Law of random numbers
If you dial a wrong number, you never get a busy signal; someone always answers.
Sometimes that’s not a bad thing. I remember one time when my daughter Anne Marie answered the phone, and it was a wrong number. We had been eating dinner at the time, and Anne Marie did not immediately return to the table.
When she finally did, I asked, “What kept you so long?”
“Oh,” Anne Marie responded, “this person was having some problems, and I tried to help.”
So, I guess some wrong numbers can come in handy. We never heard back, but I sure hope that Anne Marie’s advice was taken and did the job.
If you change lines (or traffic lanes), the one you were in will always move faster than the one you are in now. Beware!
This is always true. It has happened to me many times. It doesn’t matter if I am in a line at the grocery store or in a car waiting at the drive-thru of a bank. Almost the instant I move (and, of course, another car immediately pulled into the space I vacated), the car or the person I had been waiting behind also moves. The line I moved to slows and takes forever.
Law of the bath
When the body is fully immersed in water, the telephone will ring, the smallest child will cry or a chilling scream will arise and linger in the air. It’s probably why I no longer take a bath. Showers are my favorite now. If necessary, and it sometimes is, I can leap from the shower, wrap a towel around me and do what is necessary.
Of course, if it’s the telephone under those circumstances, it will be a telemarketer. If it’s a child crying, it’s because he or she got a scratch on their finger, and it bled one drop. If it’s a scream, it’s probably because someone forgot something in the oven. But let me not respond, and it will surely be a tragedy I could have prevented.
Law of the result
When you try to prove to someone that a machine won’t work, it will! That exact thing happened to me recently. I was frantically pushing a button, which obstinately refused to move the machine I was trying to move. I want to assure you that I did not just do it one time; I did it many times. I was annoyed and frustrated.
Finally, a co-worker came into view. I explained the problem, tears in my eyes. Sympathetically, she also pushed the button. The machine moved. She did it lightly; she did it once ... and it worked. Why couldn’t she have struggled a little, too?
The law of commercial marketing strategy
As soon as you find a product that you really like, they will stop making it or the store will stop selling it.
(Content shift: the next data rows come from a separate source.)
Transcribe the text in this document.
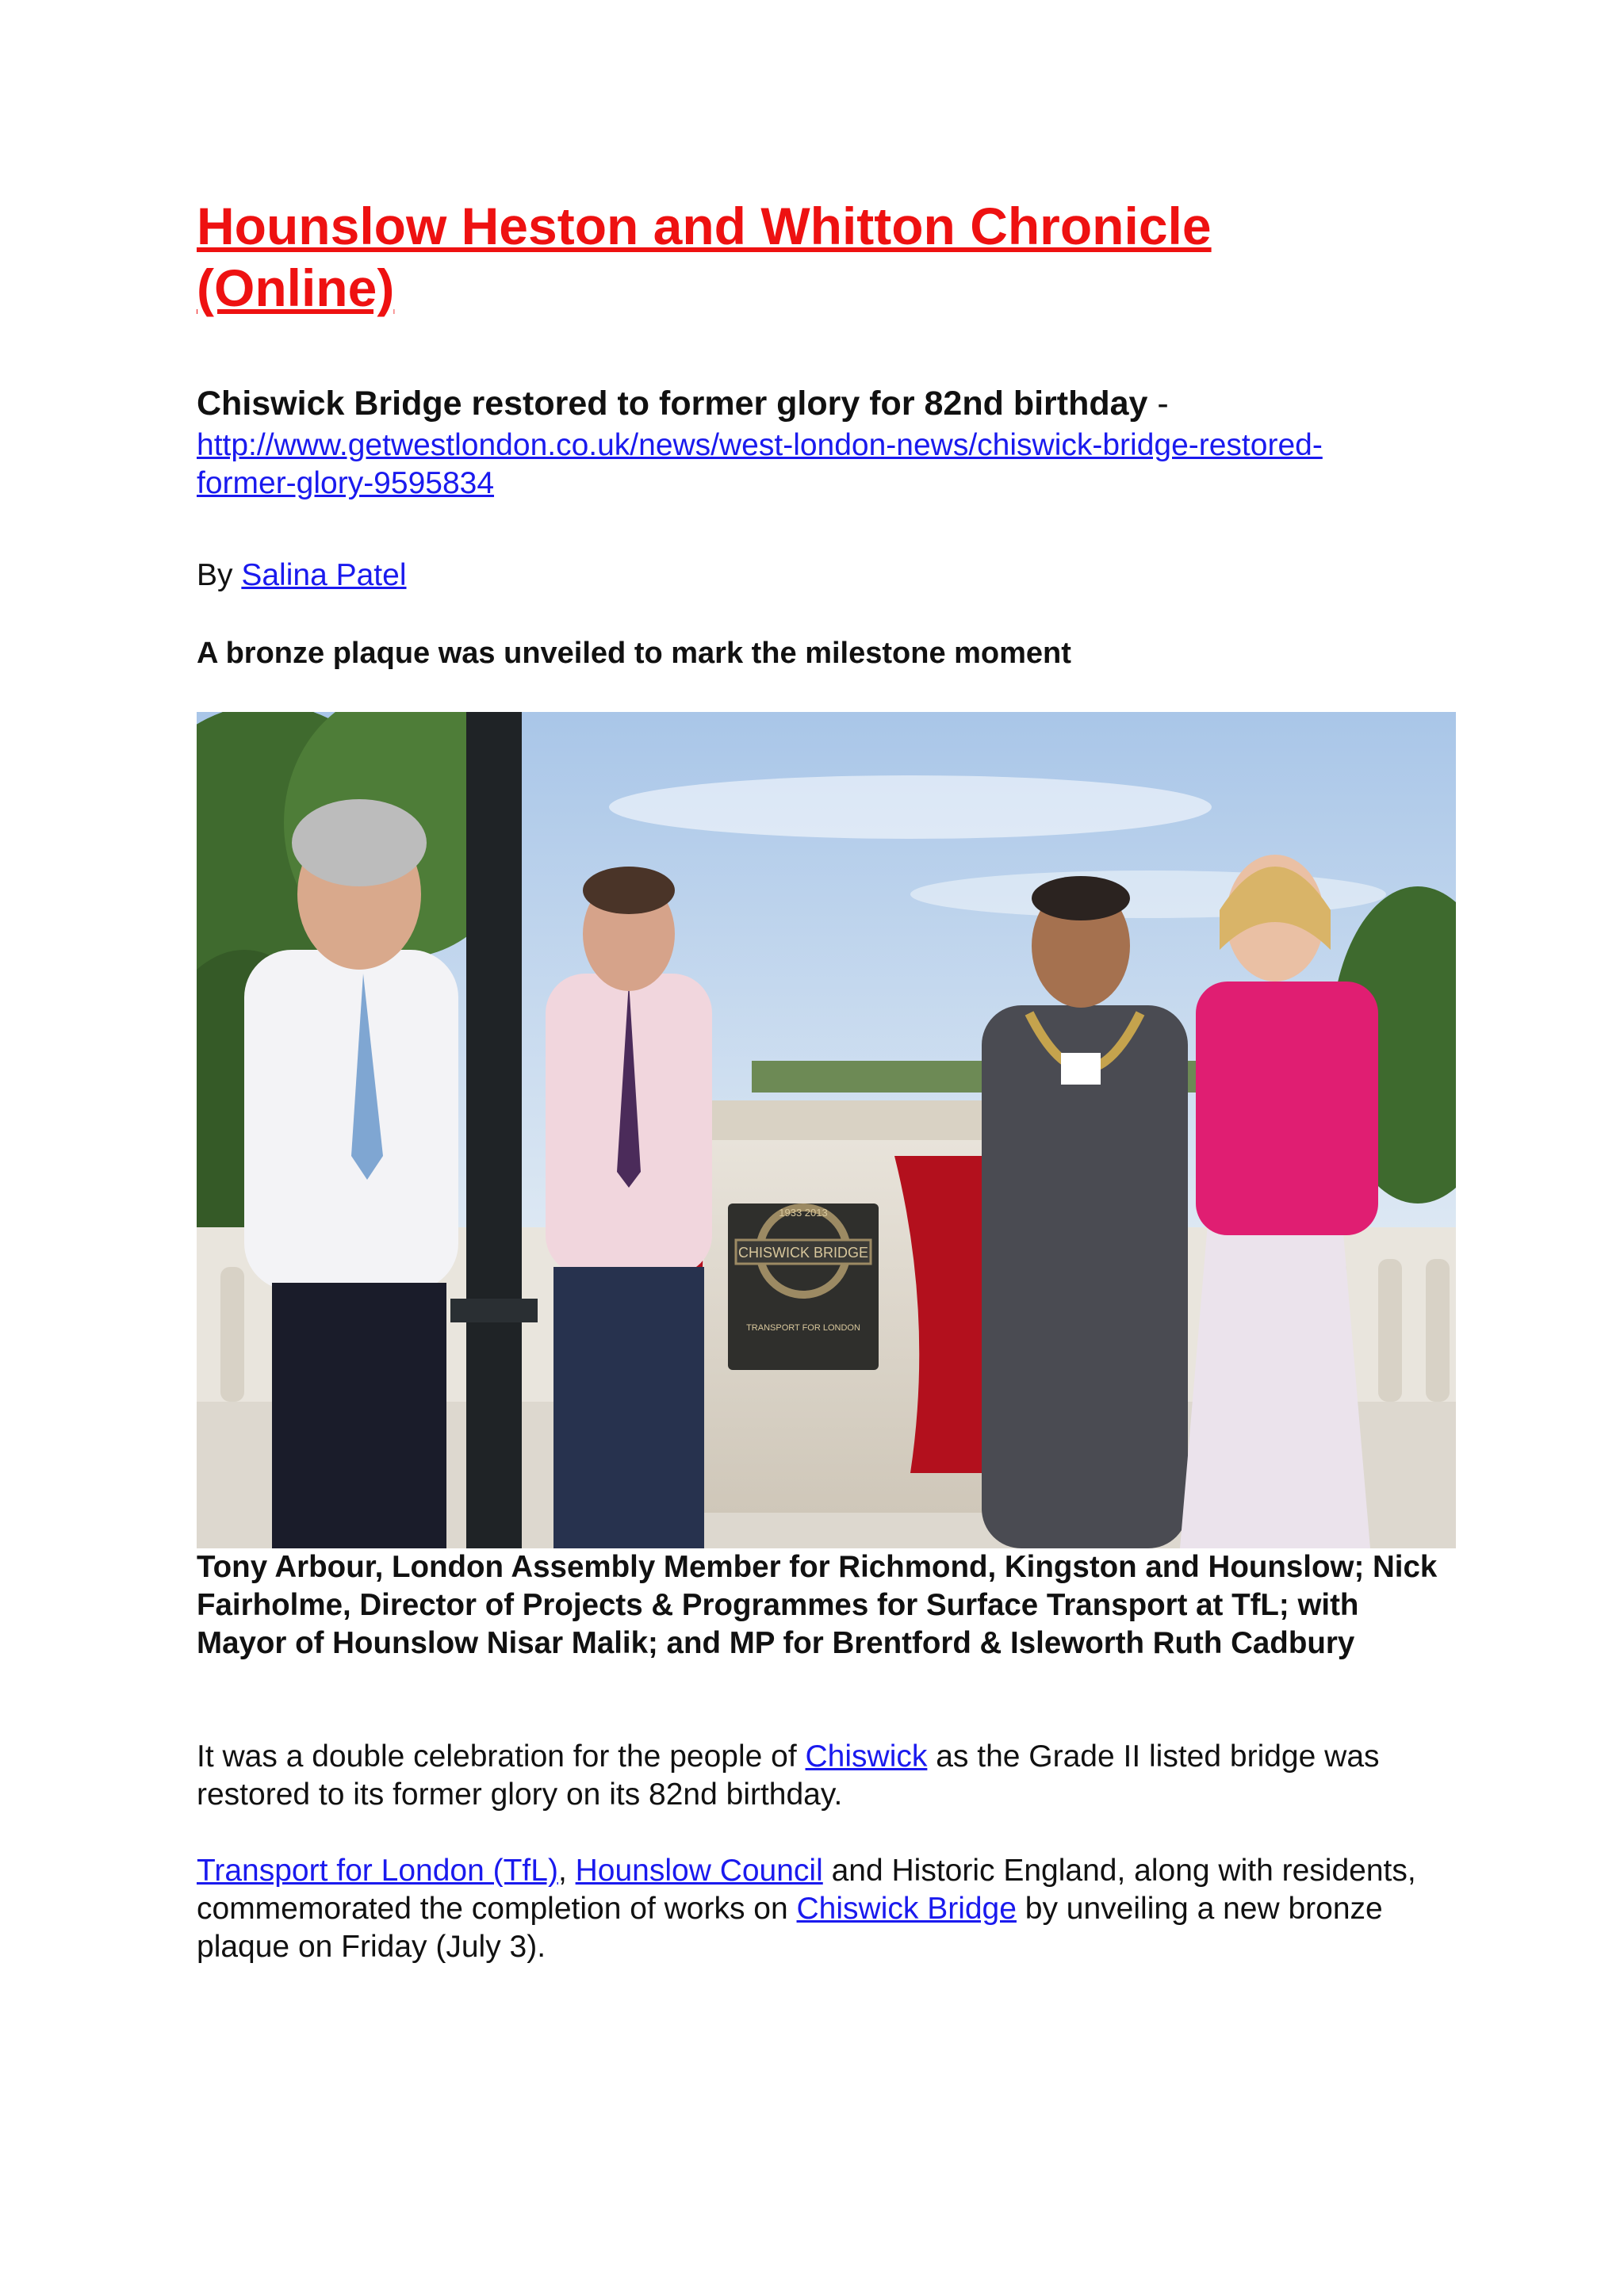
Hounslow Heston and Whitton Chronicle
(Online)
Chiswick Bridge restored to former glory for 82nd birthday -
http://www.getwestlondon.co.uk/news/west-london-news/chiswick-bridge-restored-
former-glory-9595834
By Salina Patel

A bronze plaque was unveiled to mark the milestone moment

CHISWICK BRIDGE
1933 2013
TRANSPORT FOR LONDON

Tony Arbour, London Assembly Member for Richmond, Kingston and Hounslow; Nick Fairholme, Director of Projects & Programmes for Surface Transport at TfL; with Mayor of Hounslow Nisar Malik; and MP for Brentford & Isleworth Ruth Cadbury

It was a double celebration for the people of Chiswick as the Grade II listed bridge was restored to its former glory on its 82nd birthday.

Transport for London (TfL), Hounslow Council and Historic England, along with residents, commemorated the completion of works on Chiswick Bridge by unveiling a new bronze plaque on Friday (July 3).
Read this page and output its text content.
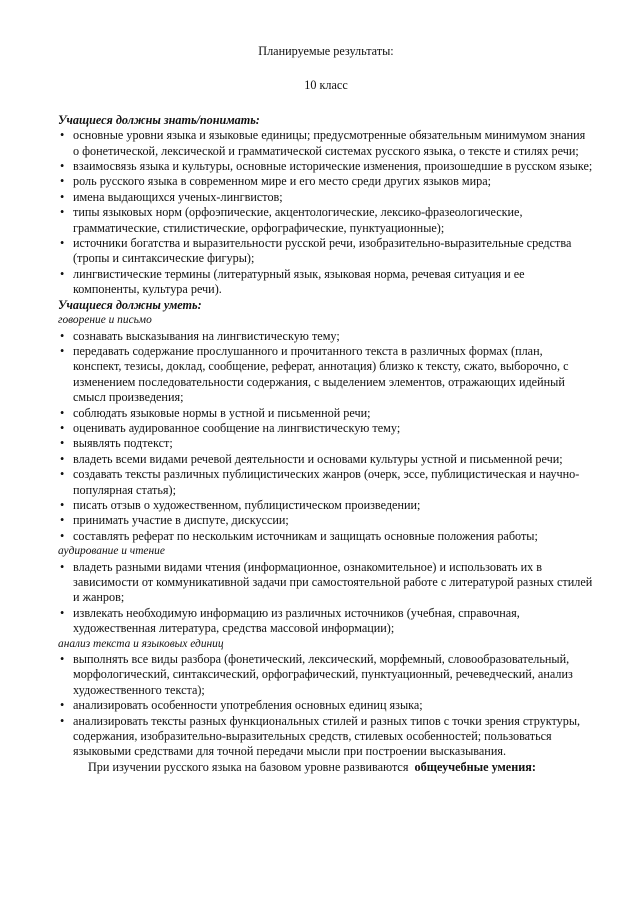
Планируемые результаты:

10 класс

Учащиеся должны знать/понимать:

• основные уровни языка и языковые единицы; предусмотренные обязательным минимумом знания о фонетической, лексической и грамматической системах русского языка, о тексте и стилях речи;
• взаимосвязь языка и культуры, основные исторические изменения, произошедшие в русском языке;
• роль русского языка в современном мире и его место среди других языков мира;
• имена выдающихся ученых-лингвистов;
• типы языковых норм (орфоэпические, акцентологические, лексико-фразеологические, грамматические, стилистические, орфографические, пунктуационные);
• источники богатства и выразительности русской речи, изобразительно-выразительные средства (тропы и синтаксические фигуры);
• лингвистические термины (литературный язык, языковая норма, речевая ситуация и ее компоненты, культура речи).

Учащиеся должны уметь:

говорение и письмо

• сознавать высказывания на лингвистическую тему;
• передавать содержание прослушанного и прочитанного текста в различных формах (план, конспект, тезисы, доклад, сообщение, реферат, аннотация) близко к тексту, сжато, выборочно, с изменением последовательности содержания, с выделением элементов, отражающих идейный смысл произведения;
• соблюдать языковые нормы в устной и письменной речи;
• оценивать аудированное сообщение на лингвистическую тему;
• выявлять подтекст;
• владеть всеми видами речевой деятельности и основами культуры устной и письменной речи;
• создавать тексты различных публицистических жанров (очерк, эссе, публицистическая и научно-популярная статья);
• писать отзыв о художественном, публицистическом произведении;
• принимать участие в диспуте, дискуссии;
• составлять реферат по нескольким источникам и защищать основные положения работы;

аудирование и чтение

• владеть разными видами чтения (информационное, ознакомительное) и использовать их в зависимости от коммуникативной задачи при самостоятельной работе с литературой разных стилей и жанров;
• извлекать необходимую информацию из различных источников (учебная, справочная, художественная литература, средства массовой информации);

анализ текста и языковых единиц

• выполнять все виды разбора (фонетический, лексический, морфемный, словообразовательный, морфологический, синтаксический, орфографический, пунктуационный, речеведческий, анализ художественного текста);
• анализировать особенности употребления основных единиц языка;
• анализировать тексты разных функциональных стилей и разных типов с точки зрения структуры, содержания, изобразительно-выразительных средств, стилевых особенностей; пользоваться языковыми средствами для точной передачи мысли при построении высказывания.

При изучении русского языка на базовом уровне развиваются общеучебные умения:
I honestly try not to like any of the makeup I purchase. Of course, I apply it. I would frighten people should I go out in public without it. But I try to not approve too much of it. If I do, sure as shooting, the next time I visit the store, the clerk (if I can possibly find one) will tell me that the company no longer makes that product.
“We have a very nice replacement,” she will say. “Perhaps you’d like to try that.”
In desperation, I will. I will hate it and yearn for the first one, but it will never be made again.
Law of biomechanics
The severity of the itch is inversely proportional to the reach.
I cannot tell you how many times I have yearned for a good back scratching. And I have tried everything I can think of to satisfy that yearning – a fork, the trim on a door, a long-pronged cooking utensil (with care, of course). Sometimes it helps, but it never really satisfies. What I really need to do is invent a back scratcher that actually works. And think of the money I would make! Surely I’m not the only person in the world who likes their back scratched.
These are laws that I have seen in motion. I don’t always like them, but I can tell you that they are real, and they operate in most everyone’s universe. Be careful out there!